Why are fixed spawn points now considered archaic? 2Fort has fixed spawn points. Blood Gulch has fixed spawn points. Both still play very well to this day. They aren't too old or ancient or obsolete.

I'm not debating whether spawn camping is an issue -- the included video shows that it is clearly an issue with that level -- but rather I dispute the reviewer's lack of analysis with regard to the spawn camping and every other problem he mentioned. Yes, they're problems, but how and why?

Plus, spawn camping is usually a map exploit, not a game exploit, so what about the 11 other maps that shipped with the game? And if it's a problem on these maps, then won't the community simply ignore these maps?

It's like reviewing Halo 1 MP having only played Chiron and complaining about the confusing level design across the board. It's like reviewing Counter-Strike having only played de_torn and de_piranesi and complaining that none of the maps support sniping.

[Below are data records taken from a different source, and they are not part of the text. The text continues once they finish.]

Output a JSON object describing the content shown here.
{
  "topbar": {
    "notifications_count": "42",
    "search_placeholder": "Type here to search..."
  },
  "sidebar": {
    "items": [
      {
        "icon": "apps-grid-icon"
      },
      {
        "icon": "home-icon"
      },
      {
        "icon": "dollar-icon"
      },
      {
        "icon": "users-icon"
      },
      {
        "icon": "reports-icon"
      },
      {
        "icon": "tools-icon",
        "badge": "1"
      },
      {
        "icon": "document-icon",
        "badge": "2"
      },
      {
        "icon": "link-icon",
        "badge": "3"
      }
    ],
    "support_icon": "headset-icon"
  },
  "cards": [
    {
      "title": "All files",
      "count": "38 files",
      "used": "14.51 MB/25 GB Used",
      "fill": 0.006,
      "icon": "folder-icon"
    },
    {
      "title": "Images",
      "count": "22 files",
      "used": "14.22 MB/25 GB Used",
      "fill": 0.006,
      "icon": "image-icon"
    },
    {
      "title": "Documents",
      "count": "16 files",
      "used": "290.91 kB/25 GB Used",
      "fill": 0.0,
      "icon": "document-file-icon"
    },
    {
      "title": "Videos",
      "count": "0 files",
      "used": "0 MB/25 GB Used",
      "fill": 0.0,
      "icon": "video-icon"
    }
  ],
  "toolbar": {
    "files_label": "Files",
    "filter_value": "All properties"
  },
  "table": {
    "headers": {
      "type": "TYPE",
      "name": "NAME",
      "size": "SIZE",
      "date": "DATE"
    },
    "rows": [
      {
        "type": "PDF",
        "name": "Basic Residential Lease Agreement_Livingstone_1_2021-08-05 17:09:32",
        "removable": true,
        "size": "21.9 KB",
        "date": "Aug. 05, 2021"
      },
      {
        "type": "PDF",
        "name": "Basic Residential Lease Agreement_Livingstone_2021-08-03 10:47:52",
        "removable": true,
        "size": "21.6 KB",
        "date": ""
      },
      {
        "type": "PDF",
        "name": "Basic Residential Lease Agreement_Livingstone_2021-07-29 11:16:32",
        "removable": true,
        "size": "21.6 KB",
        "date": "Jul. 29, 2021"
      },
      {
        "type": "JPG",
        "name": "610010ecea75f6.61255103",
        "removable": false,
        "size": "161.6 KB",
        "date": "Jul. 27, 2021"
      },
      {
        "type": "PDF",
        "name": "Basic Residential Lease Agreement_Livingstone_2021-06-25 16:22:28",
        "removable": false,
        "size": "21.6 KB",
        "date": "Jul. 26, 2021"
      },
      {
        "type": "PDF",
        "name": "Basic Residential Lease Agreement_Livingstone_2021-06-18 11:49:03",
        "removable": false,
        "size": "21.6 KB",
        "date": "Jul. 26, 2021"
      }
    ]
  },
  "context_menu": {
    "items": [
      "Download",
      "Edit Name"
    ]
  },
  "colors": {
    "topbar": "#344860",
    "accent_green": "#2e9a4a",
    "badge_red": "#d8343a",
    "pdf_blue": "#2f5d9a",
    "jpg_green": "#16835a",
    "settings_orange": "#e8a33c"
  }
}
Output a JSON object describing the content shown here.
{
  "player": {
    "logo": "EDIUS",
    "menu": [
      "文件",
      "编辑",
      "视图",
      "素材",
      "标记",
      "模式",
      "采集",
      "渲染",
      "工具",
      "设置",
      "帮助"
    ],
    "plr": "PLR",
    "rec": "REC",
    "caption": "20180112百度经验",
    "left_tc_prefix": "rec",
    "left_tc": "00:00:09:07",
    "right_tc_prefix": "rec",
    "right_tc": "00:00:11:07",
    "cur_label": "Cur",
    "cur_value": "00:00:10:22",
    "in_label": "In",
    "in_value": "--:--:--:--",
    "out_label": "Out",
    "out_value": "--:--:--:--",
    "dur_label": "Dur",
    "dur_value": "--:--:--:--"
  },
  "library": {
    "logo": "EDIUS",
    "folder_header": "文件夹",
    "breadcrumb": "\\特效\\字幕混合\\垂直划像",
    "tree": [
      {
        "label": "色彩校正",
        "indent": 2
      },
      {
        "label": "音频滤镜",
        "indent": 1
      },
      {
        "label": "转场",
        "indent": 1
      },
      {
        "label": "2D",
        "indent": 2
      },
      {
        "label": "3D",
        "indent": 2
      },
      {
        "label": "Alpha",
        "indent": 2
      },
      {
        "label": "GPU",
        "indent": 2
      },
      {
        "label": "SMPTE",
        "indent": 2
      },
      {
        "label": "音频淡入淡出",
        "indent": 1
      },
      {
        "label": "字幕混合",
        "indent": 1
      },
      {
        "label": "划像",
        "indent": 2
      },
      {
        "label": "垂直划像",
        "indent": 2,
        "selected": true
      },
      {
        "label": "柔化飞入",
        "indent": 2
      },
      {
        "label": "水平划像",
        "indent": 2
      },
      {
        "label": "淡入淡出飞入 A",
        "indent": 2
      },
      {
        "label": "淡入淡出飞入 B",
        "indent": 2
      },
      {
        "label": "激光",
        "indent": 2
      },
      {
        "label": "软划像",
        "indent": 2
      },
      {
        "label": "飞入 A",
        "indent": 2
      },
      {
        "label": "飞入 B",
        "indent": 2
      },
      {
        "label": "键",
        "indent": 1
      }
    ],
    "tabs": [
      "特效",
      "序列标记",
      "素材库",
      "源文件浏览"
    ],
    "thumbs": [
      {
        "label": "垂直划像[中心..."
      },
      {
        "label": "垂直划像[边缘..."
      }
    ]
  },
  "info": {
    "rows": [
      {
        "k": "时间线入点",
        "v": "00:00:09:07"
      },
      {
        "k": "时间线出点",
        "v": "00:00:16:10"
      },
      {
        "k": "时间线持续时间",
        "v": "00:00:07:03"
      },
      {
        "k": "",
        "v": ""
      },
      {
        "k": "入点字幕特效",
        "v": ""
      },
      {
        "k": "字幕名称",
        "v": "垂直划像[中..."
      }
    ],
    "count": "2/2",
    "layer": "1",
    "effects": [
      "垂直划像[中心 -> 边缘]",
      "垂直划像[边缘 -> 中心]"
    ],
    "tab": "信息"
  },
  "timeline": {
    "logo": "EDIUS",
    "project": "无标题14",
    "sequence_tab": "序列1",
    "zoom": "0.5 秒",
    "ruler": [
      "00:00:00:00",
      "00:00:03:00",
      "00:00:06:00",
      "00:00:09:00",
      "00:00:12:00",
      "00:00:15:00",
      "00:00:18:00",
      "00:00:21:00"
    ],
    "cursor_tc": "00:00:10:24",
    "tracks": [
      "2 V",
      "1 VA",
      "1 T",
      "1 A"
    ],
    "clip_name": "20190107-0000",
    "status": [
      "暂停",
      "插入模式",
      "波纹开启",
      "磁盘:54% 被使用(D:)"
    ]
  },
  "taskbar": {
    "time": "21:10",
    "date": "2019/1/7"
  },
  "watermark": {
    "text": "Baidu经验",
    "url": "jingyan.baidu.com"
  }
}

There's also the fact that the player base is very new and haven't learned the nuances of the game yet -- as when early TF2 players were complaining about the Medic + Heavy combos being "overpowered" yet Valve was content to let the now obvious counters slowly filter through the community.

In this respect, how can you truly review FPS multiplayer games when the game might be balanced, but the player base hasn't fully developed yet? (I'm not saying Blacklight is balanced, but there's the possibility and argument that it is.) Is it good practice? (I don't know.)

Imagine a reviewer played a few multiplayer games of Starcraft 1.01 and complained about being rushed; nearly a decade later with Starcraft 1.16, there's been several huge paradigm shifts in strategy as star players (mostly Koreans) find new ways to play. Similar to the problem that Kieron Gillen poses with reviewing MMORPGs, more traditional multiplayer games also have evolving communities and conventions of play. Is it fair to grade a game based on a primitive snapshot?

Anyway. I'm sure Mr. Whitehead's a great guy, I'm sure the word limit was awfully stringent and I'm sure he's written better reviews in the past -- but this piece of writing is lazy in several ways and I don't like it.

6/10.

... So what does good games writing look like, in my opinion? Well, it's probably off the radar of most people who are going to read this, but: sports writing might be the model to emulate. Or maybe that's too crazy of a notion for you, so let's compromise and look at sports games writing. This post about the PS3 game "Backbreaker" is a good entry point.

Sports writing is deeply analytical and highly reliant on evidence -- which is great -- though at the price of being too opinionated and prescriptive for "an artistic medium" like video games. A lot of sports writing is about "how" the game should be played and what is best practice, as in that Backbreaker review linked above. Clearly the reviewer in that article has an idea of how an AI for football should work -- but is that a reasonable standard to hold a video game to, or a fairly arbitrary one? (e.g. "The bots don't bunny-hop at all: what an awful AI.")

But wait. A lot of sports writing sucks. So let's get more specific.

This New York Times Magazine profile of Shane Battier, for example, is a mixture of interview / scrappy American coming-of-age biography / game mechanics analysis. Michael Lewis doesn't say, "Shane Battier has good defense but his shooting feels a bit sticky." Instead, he puts Battier's play in context with the game and draws on examples of his past performance against Kobe. Best of all, Lewis goes into details and looks at how coverage and positioning fit into basketball. The result is a piece of sports writing that is extremely accessible and interesting even to casual fans of basketball (like me, and probably you too.)

Now, I'm not saying every video game review should be incredibly deep and moving and provide stunning insight into the medium, though that'd be nice. Of course there will always be bad games writing out there. But hopefully we'll get more good out there.